Occasionally the color is deeper under either the r or z rhombohedral faces, giving the crystal a pinwheel appearence when viewed from the top. In prismatic crystals the color may appear in phantom-like thin layers, while in scepters and skeleton quartz the color is often concentrated along the edges, and accompanied by smoky zones.
When heated to more than about 300-400°C, amethyst loses its violet color and often turns yellow, orange or brown, and then resembles the quartz variety citrine, but depending on the locality and the temperature during the heat treatment it may also turn colorless or - rarely - green.
Irradiation with UV light will also destroy the color centers, and accordingly prolonged exposure to sunlight will slowly fade amethyst. The photo to the right shows the effects of heat (bottom left and right) and UV irradiation (top right) on the color of a specimen from Uruguay.
Amethyst is pleochroic when the polarization of the light is changed from parallel to the c-axis to perpendicular to the c-axis, amethyst changes its color from blue-violet to purple. The strength of the effect varies to a considerable degree, and changes in the hue depending on the direction of the transmitted light may be observable with the naked eye, in particular in crystals with a zonar development of color, which may even show sky-blue tones.

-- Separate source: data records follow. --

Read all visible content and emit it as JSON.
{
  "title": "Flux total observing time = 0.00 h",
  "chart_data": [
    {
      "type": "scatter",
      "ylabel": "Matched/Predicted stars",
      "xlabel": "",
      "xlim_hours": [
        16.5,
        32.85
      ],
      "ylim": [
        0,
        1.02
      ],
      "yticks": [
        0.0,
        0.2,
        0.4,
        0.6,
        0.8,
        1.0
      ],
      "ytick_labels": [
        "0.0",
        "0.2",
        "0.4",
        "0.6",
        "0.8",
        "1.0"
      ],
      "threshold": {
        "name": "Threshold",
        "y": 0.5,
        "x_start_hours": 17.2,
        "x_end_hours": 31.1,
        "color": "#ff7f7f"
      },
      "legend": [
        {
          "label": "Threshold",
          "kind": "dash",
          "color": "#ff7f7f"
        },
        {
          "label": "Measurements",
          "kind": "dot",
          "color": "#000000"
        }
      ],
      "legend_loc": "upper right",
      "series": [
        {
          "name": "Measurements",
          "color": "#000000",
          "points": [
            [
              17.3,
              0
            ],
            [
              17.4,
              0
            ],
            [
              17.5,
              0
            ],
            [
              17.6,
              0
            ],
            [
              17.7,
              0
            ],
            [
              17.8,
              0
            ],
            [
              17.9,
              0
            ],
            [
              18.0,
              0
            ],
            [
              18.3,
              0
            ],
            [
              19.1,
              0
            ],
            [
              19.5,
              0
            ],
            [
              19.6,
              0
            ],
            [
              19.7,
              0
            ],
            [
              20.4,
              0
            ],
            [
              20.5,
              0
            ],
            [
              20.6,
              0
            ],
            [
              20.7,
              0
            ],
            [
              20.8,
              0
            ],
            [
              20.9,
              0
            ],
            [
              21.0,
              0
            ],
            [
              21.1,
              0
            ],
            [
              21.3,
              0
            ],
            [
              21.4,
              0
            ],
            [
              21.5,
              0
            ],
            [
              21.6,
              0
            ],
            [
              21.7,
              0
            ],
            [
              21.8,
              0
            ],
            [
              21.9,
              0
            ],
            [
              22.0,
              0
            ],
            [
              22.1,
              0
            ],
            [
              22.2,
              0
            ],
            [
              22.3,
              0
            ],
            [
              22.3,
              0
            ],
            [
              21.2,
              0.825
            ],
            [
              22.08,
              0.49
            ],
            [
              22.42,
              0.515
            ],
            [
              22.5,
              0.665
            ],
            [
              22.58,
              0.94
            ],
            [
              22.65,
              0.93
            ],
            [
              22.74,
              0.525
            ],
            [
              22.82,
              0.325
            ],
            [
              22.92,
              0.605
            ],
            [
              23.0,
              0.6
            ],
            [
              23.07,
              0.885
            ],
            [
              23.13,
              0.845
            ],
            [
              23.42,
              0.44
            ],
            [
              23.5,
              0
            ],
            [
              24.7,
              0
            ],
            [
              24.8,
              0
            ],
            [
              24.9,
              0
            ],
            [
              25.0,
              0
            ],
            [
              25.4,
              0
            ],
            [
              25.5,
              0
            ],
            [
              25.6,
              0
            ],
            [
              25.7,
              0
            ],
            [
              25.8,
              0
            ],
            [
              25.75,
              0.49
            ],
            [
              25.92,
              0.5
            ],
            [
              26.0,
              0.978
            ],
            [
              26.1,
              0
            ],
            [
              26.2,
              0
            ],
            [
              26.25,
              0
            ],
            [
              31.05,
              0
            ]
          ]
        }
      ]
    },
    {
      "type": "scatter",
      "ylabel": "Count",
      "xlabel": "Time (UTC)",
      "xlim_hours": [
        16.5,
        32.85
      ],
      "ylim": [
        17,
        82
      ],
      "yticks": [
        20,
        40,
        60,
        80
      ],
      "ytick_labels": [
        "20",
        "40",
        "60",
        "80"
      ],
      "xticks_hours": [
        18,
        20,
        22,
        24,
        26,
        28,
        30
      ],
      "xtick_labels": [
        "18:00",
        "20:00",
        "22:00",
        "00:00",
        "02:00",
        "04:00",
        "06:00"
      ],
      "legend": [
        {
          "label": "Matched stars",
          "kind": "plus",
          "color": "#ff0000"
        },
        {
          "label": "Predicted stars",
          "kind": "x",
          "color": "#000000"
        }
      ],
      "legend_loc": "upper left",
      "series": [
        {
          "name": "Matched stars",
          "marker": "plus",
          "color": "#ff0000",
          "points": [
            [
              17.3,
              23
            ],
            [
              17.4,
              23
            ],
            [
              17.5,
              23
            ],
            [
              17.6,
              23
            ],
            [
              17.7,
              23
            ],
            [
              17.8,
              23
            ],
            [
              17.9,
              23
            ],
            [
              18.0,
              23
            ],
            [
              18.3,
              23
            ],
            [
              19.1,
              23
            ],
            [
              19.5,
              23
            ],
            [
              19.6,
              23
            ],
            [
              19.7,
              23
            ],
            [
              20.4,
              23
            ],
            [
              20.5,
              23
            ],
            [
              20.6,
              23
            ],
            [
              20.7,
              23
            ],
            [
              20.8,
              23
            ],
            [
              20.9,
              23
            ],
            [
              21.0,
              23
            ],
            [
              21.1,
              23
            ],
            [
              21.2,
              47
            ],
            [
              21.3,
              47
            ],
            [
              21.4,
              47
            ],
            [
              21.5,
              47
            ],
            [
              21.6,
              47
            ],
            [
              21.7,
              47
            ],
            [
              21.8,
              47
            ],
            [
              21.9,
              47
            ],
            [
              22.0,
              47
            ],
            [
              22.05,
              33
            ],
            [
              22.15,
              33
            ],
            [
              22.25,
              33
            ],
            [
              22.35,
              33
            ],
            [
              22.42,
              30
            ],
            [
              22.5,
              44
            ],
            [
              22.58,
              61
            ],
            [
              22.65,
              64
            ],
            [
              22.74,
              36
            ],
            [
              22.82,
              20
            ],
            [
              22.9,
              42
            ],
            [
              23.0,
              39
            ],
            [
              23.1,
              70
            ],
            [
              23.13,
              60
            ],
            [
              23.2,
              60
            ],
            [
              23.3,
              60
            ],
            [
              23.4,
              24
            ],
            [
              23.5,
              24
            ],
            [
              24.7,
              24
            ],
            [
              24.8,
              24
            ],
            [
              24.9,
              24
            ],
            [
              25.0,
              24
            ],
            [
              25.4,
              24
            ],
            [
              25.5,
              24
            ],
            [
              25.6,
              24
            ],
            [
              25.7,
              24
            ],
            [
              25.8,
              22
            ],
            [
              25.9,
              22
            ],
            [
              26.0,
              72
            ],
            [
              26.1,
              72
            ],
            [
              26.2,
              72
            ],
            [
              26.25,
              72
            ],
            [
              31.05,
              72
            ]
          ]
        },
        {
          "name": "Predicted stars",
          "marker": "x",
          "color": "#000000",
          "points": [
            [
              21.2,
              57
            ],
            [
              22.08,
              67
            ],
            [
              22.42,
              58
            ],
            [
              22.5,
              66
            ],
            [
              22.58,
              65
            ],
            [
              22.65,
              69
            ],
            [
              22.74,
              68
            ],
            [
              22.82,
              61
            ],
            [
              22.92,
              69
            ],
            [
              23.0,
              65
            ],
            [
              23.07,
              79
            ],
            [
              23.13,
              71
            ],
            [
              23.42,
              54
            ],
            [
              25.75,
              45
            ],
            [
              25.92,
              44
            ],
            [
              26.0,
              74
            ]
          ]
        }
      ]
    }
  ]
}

A part of a deeply colored amethyst geode from Rio Grande Do Sul was cut into four pieces. Three of them were treated with heat or UV radiation. The four pieces were glued together again after treatment.
- Top Left: Untreated, original color. Color seems to be evenly distributed in the tips, but is most intense 1-4 mm under the rhombohedral crystal faces.
- Top Right: Exposed to UV light from two 18W low pressure mercury lamps (germicidal UV-C lamps) for 3 months. The crystals have lost almost all their color, but some slightly violet patches are still visible inside some crystals. Fading proceeds relatively quickly in the beginning, but slows down with time. The complete bleaching would probably have required another 2-3 months of exposure.
- Bottom Left: Heating to about 380°C for 8 hours resulted in loss of most violet color and an overall patchy appearence. Some crystals are still colored violet in central parts while the outmost layers of the rhombohedral faces start to develop a yellow-brown color.
- Bottom Right: Heating to about 450°C for 12 hours. The violet color is gone, and a orange-brown color appears that is most intense close to the surface. Note that the most intense violet color of the untreated crystals is not directly at the surface, but a few millimeters inside the crystals.